As you may see – there are a number of other tomes on the environment, antitheism, art, beat poetry, weird novel, collected anecdotes and stories and other weird stuff. So far I’ve enjoyed every minute and I hope there’s a lot more to come!

I’m open to questions or enquiries and really do appreciate a ‘like’ and become ecstatic reading new reviews.

All the best

Opher xx

About the Author

This is my short biog that I use in my books. Do you think it isn’t serious enough? Does it need amending?

About the Author

Opher Goodwin was born in the Deep South on the Thames Delta. He ran wild in the fields, ditches and trees lost in the wonders of nature until girls enticed him out of that first obsession and straight into another.

He developed a passion for Rock Music at the age of ten and has followed that through until now. He went to his first gig at the age of fourteen when he saw the British Birds at the local Palais. The second band he saw was Them with Van Morrison. There was no looking back. He was smitten by the excitement.

He lived in London as a student during the sixties and went to at least three gigs a week catching all the major acts in small clubs at their very peak. He is still travelling the world and making sure that he sees everything (though not with a rucksack these days), reads avidly and enjoys life to the full.

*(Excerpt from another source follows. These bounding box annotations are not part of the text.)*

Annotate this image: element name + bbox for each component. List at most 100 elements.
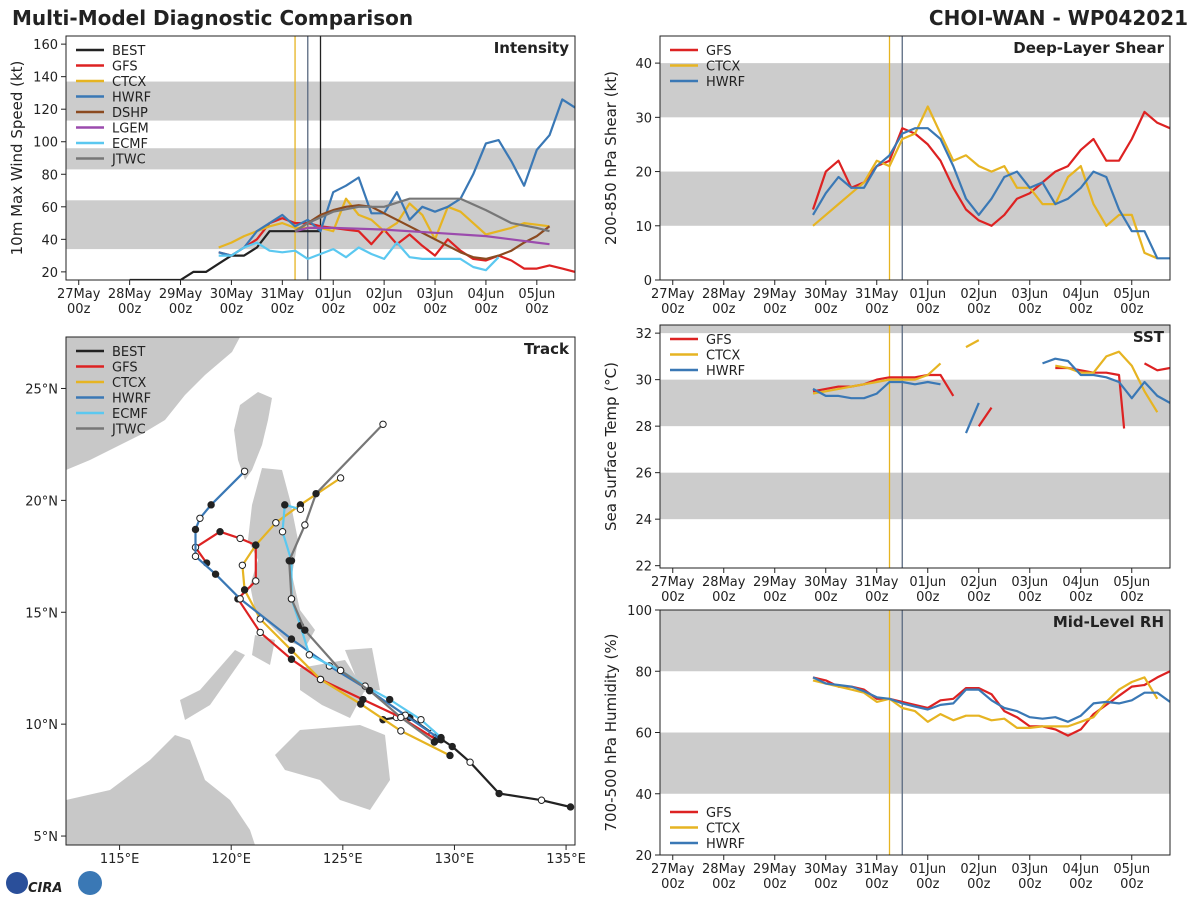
shaded-band <box>660 610 1170 672</box>
plot-area <box>660 325 1170 568</box>
x-tick-label: 04Jun 00z <box>1062 287 1099 317</box>
track-point <box>430 738 439 746</box>
track-point <box>285 557 293 565</box>
legend-label: GFS <box>706 806 732 821</box>
legend-label: CTCX <box>706 60 740 75</box>
x-tick-label: 02Jun 00z <box>960 862 997 892</box>
x-tick-label: 28May 00z <box>702 287 746 317</box>
axes-frame <box>659 35 1171 281</box>
plot-area <box>66 36 575 280</box>
track-point <box>236 534 244 543</box>
legend-label: BEST <box>112 345 145 360</box>
shaded-band <box>660 171 1170 226</box>
shaded-band <box>660 325 1170 334</box>
track-point <box>446 751 454 760</box>
y-tick-label: 60 <box>635 727 652 742</box>
land <box>66 337 390 845</box>
series-line <box>382 716 571 809</box>
x-tick-label: 05Jun 00z <box>1113 862 1150 892</box>
y-tick-label: 10 <box>635 220 652 235</box>
x-tick-label: 03Jun 00z <box>417 287 454 317</box>
legend-label: LGEM <box>112 122 149 137</box>
y-tick-label: 120 <box>33 103 58 118</box>
series-line <box>194 530 438 741</box>
y-axis-label: 700-500 hPa Humidity (%) <box>602 633 620 831</box>
plot-area <box>191 420 575 811</box>
panel-title: Mid-Level RH <box>1053 613 1164 631</box>
legend-label: JTWC <box>111 423 146 438</box>
legend-label: HWRF <box>706 837 745 852</box>
track-point <box>256 628 264 637</box>
track-point <box>495 789 503 798</box>
x-tick-label: 31May 00z <box>855 862 899 892</box>
legend-label: ECMF <box>112 407 148 422</box>
y-tick-label: 20 <box>635 849 652 864</box>
series-line <box>294 197 550 233</box>
legend-label: CTCX <box>706 349 740 364</box>
series-line <box>218 98 575 257</box>
page-title: Multi-Model Diagnostic Comparison <box>12 6 413 30</box>
series-line <box>812 339 1159 413</box>
track-point <box>191 525 200 534</box>
track-point <box>301 626 309 634</box>
y-tick-label: 100 <box>33 136 58 151</box>
x-tick-label: 05Jun 00z <box>518 287 555 317</box>
legend-label: HWRF <box>706 364 745 379</box>
axes-frame <box>65 336 576 846</box>
y-tick-label: 40 <box>41 233 58 248</box>
y-tick-label: 22 <box>635 560 652 575</box>
x-tick-label: 01Jun 00z <box>909 575 946 605</box>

In the seventies he had a career in teaching, first with his beloved Biology and progressing to become a Secondary School Headteacher. Always the philosophy was the same – tolerance, empathy, respect and responsibility. You don’t alter the world for the better with hatred and violence. He is still an idealist who believes in building a positive zeitgeist.

Throughout that career, as he helped raise four children with his long-suffering wife, he practiced another of his obsessions which was writing. So far he has only written forty five books (but there’s a lot more still in his head).

Now he sits in his den on the Costa Del Humber surrounded by five thousand vinyl albums, ten thousand CDs, 2 computers full of MP3s, shelves of books on Rock, Beat Poetry, novels and Sci-Fi, drawers full of singles and magazines, and writes, while his wife does her thing and his kids are flown. He is content.

Nobody is more obsessive. Nobody is more passionate. He tells it like it is with all the fury of a radical zealot – Love one another! – Look after the world! – Enjoy yourself!